Question:
Suppose $p_0,p_1,..,p_m \in P(F)$ are such that each $p_j$ has degree $j$. Prove that $ p_0,p_1,..,p_m $ is a basis of $P_m(F)$, where $P_m(F)$ is the set of all polynomials with coefficients in $F$ and degree at most $m$.
Is this enough to prove the above statement? $\rightarrow$
Since each $p_i \in \{p_0,\dots,p_m\}$ is of degree $i$, that implies each $p_i$ is linearly independent.
Since $p_0...p_m$ is a linearly independent list of length $m+1$, it spans $P_m$, because the dimension of $P_m$ is of length $m+1$, and a linearly independent list of same dimension is a spanning list.
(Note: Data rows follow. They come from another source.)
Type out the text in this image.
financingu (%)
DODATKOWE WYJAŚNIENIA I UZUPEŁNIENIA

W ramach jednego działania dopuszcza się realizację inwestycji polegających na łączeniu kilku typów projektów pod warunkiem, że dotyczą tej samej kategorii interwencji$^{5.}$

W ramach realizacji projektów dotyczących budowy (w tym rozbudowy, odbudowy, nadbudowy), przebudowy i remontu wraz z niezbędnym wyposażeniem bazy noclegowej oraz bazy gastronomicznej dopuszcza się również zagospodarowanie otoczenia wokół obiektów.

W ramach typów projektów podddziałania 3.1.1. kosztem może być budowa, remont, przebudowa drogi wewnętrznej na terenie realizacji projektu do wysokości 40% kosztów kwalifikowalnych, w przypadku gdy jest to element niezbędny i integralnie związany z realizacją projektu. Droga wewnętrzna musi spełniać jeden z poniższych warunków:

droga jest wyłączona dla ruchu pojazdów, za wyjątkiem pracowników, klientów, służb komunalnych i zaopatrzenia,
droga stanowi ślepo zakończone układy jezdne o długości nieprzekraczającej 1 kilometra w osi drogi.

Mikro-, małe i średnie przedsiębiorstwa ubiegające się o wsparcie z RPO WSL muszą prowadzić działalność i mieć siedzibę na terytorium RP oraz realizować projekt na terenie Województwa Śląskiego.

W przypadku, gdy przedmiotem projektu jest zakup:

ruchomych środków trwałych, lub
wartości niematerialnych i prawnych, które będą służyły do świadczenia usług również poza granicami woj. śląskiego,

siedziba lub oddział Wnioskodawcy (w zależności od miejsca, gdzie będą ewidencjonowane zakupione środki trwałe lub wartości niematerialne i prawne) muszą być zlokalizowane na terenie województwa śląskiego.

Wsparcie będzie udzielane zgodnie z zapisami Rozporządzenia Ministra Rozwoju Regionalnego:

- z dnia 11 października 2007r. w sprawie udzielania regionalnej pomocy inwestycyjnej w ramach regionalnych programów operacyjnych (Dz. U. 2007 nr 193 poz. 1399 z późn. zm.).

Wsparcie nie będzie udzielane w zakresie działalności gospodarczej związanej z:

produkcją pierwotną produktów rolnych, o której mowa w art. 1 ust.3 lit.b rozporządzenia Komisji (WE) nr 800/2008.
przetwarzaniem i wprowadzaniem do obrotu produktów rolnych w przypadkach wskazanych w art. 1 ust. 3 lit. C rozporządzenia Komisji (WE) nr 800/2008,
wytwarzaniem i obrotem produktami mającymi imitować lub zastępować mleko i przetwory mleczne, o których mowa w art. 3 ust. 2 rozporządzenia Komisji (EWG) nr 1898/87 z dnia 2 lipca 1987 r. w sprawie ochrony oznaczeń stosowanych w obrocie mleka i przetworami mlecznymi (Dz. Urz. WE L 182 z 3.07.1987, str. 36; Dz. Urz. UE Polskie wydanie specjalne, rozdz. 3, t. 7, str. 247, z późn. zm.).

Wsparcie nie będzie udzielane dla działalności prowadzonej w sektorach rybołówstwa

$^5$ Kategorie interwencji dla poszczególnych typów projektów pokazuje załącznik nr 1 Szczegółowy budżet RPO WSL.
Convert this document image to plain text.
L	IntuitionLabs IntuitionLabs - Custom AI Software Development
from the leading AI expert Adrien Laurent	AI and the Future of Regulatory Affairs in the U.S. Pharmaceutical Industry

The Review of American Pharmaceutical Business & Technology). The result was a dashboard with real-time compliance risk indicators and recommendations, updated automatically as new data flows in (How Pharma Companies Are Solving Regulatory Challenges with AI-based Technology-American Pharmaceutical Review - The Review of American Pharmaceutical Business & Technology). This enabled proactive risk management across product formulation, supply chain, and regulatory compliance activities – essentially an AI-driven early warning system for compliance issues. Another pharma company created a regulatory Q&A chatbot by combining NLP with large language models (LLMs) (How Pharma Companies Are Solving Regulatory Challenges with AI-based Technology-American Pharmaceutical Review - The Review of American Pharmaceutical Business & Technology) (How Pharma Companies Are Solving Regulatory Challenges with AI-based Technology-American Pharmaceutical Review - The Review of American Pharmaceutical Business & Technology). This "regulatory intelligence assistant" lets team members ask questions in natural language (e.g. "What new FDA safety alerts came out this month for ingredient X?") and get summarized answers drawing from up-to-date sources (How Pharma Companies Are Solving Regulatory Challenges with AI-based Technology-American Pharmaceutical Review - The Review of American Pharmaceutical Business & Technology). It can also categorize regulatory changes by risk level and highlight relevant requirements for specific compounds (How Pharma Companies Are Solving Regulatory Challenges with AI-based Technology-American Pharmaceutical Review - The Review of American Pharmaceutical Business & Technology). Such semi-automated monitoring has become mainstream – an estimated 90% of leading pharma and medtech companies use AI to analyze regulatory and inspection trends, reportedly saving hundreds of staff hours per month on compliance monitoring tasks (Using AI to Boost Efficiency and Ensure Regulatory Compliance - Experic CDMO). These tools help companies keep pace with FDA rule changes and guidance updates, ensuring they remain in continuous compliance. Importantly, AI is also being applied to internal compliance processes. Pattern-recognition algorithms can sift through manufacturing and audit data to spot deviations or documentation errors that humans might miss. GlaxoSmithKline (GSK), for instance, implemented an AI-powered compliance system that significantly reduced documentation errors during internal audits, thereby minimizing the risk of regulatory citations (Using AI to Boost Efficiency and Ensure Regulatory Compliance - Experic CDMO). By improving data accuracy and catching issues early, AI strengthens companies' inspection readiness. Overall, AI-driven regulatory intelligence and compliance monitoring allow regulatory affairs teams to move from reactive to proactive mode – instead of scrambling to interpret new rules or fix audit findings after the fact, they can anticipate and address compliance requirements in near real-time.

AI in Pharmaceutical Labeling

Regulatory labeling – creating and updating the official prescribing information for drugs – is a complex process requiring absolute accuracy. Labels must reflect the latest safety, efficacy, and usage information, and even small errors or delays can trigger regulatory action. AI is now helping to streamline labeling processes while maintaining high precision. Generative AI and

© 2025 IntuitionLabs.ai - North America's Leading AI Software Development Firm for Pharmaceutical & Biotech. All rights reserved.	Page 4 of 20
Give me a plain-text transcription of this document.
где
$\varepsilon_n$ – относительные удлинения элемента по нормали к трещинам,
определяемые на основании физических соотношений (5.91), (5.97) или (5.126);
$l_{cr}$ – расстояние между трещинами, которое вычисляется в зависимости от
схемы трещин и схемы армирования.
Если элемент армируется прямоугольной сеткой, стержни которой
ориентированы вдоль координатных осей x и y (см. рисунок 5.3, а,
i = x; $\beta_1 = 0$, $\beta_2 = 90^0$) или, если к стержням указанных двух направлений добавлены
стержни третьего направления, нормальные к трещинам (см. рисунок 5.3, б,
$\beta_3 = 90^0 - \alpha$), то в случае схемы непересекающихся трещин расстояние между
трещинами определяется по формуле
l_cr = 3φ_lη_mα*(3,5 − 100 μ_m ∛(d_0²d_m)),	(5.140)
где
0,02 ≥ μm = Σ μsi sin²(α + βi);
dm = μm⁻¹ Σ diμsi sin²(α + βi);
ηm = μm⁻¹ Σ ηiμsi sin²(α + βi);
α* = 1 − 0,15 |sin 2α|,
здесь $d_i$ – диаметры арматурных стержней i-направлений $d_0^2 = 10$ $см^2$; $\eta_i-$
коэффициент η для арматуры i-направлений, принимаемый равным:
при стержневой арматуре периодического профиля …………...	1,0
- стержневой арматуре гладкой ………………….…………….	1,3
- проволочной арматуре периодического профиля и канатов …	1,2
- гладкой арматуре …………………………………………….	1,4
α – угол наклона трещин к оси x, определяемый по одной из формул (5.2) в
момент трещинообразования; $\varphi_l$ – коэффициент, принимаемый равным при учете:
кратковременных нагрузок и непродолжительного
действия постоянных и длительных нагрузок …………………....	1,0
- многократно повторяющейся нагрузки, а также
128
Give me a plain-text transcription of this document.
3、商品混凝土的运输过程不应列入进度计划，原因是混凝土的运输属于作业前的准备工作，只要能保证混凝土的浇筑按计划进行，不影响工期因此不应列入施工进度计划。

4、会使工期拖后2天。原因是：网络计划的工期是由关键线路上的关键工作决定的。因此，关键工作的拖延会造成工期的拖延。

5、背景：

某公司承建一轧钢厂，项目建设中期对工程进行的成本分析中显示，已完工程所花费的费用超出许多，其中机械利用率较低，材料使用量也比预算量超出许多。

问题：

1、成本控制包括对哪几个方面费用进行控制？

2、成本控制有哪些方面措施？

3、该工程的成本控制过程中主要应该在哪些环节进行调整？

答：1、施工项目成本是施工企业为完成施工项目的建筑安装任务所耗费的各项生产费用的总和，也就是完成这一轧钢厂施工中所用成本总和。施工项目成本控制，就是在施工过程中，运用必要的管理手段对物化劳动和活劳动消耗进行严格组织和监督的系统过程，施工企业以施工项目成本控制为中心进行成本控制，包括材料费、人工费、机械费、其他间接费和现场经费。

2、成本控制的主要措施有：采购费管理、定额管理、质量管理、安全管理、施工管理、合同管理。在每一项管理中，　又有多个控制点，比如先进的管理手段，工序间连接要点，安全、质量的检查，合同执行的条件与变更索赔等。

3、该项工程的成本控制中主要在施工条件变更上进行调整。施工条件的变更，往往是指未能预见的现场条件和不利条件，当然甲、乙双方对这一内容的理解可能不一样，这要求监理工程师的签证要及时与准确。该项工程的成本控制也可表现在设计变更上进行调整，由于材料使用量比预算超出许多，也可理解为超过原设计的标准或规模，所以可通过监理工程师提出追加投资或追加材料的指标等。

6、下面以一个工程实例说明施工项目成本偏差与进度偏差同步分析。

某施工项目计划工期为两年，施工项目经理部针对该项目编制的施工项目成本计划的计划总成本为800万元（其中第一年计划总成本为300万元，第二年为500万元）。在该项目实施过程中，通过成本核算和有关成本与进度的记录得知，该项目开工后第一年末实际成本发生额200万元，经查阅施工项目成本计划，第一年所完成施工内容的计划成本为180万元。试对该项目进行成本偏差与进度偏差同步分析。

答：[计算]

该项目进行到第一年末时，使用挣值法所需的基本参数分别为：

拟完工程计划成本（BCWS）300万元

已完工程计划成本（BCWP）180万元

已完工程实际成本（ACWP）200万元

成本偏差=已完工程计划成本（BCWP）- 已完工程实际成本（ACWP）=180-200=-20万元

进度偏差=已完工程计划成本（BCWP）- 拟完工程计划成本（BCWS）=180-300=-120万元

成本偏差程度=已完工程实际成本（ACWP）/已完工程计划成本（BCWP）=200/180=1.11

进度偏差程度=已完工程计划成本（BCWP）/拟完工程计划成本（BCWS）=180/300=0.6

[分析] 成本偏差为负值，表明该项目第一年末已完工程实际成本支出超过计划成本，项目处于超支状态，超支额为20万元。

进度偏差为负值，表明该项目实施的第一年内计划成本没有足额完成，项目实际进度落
Your proof concerning the linear independenece of the list $p_0,p_1,\dots,p_m$ is incorrect .
What you need to do is to assume that for some $c_0,c_1,\dots c_m\in\mathbf{F}$ we have $q = \sum_{i=0}^{m}c_ip_i = 0$ and then use this to prove that $c_1 = c_2 = \dots = c_m = 0$ which you can do by repeatedly differentiating $q$ a total of $n+1$ times and each time infering that $c_i = 0$ after each differentiation.
Or alternatively you could do that by proving that $p_0$ alone is linearly independent and $p_j\not\in\operatorname{span}(p_0,p_1,\dots,p_{j-1}),\forall j\in\{1,2,\dots,m\}$.
Having proved linear independence then assuming that you know that $\dim\mathcal{P}_m(\mathbf{F}) = m+1$ you can infer that the given list is indeed a basis.
Hope you find the above useful. btw which text are you using?